Nothing beats good pancakes made from scratch! Mel is the main cook for breakfast, and I am his prep chef. This recipe calls for two prep bowls. I prepare the dry bowl ingredients the night before. It makes for a much quicker breakfast in the morning. Cook up some sausage to go with it and you have some deliciousness going on!
Ingredients
Wet Bowl:
- 1 egg
- 1/8 cup vegetable oil
- 3/4 cup milk
- 1/4 teaspoon vanilla
Dry Bowl:
- 1 cup flour
- 1 1/2 tablespoon sugar
- 2 teaspoon baking powder
- 1/2 teaspoon salt
- 1/4 teaspoon baking soda
Directions
- Fold together – don’t mix too much – keep thick and lumpy.

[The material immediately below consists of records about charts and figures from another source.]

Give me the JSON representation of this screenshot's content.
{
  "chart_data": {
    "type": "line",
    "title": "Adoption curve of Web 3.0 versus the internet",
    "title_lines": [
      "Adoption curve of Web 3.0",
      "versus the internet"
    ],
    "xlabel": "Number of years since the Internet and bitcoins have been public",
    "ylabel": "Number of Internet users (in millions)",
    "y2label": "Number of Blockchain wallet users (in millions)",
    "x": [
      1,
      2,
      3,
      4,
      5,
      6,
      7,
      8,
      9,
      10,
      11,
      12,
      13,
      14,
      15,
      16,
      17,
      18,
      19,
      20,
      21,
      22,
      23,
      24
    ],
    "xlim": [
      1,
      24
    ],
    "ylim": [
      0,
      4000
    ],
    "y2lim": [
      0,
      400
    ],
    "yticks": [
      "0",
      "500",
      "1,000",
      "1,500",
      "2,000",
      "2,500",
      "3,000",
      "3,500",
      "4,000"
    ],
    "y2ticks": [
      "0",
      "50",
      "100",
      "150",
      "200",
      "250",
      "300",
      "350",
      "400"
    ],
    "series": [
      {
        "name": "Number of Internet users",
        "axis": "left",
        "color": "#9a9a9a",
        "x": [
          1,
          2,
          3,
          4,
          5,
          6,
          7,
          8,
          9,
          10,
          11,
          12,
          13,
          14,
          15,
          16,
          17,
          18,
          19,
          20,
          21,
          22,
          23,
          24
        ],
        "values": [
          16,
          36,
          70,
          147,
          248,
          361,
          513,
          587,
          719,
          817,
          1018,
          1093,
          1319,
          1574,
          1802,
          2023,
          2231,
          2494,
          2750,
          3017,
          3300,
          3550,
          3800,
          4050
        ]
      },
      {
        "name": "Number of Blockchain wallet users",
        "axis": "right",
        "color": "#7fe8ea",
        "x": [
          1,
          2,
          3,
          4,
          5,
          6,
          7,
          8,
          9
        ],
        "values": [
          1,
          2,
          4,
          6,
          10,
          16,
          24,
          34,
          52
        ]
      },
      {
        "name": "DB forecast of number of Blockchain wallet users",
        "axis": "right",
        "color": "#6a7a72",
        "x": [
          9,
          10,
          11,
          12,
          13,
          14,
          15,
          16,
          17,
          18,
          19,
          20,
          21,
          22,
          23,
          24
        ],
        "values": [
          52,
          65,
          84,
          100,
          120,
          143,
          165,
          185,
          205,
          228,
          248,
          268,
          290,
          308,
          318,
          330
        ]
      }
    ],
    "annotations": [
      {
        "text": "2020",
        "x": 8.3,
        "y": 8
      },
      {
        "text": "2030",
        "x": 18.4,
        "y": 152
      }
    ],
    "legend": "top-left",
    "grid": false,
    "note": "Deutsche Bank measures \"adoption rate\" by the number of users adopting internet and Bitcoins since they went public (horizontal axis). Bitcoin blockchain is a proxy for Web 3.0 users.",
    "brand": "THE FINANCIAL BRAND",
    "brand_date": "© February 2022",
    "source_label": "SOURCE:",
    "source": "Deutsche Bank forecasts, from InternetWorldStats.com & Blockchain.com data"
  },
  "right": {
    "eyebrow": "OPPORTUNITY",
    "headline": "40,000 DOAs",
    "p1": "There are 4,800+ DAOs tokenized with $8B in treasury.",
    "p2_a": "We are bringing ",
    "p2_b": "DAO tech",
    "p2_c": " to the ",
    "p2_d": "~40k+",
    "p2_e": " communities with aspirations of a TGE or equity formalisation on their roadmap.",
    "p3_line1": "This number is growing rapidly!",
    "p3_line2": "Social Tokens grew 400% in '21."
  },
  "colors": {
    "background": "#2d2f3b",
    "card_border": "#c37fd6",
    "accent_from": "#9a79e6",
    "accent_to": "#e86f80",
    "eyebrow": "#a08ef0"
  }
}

- Let recipe rest 10 minutes while getting griddle heated to 350 degrees.
- Pour a 1/2 teaspoon vegetable oil on griddle and wipe it around with a paper towel.
- Pour 1/4 cup measurement on griddle.
- Cook 2-3 minutes and turn. Only cook 1-2 minutes on the second side.
- If wanting to keep them warm for company, put oven-safe plate with pancakes in 200 degree oven on a wire rack until ready to eat.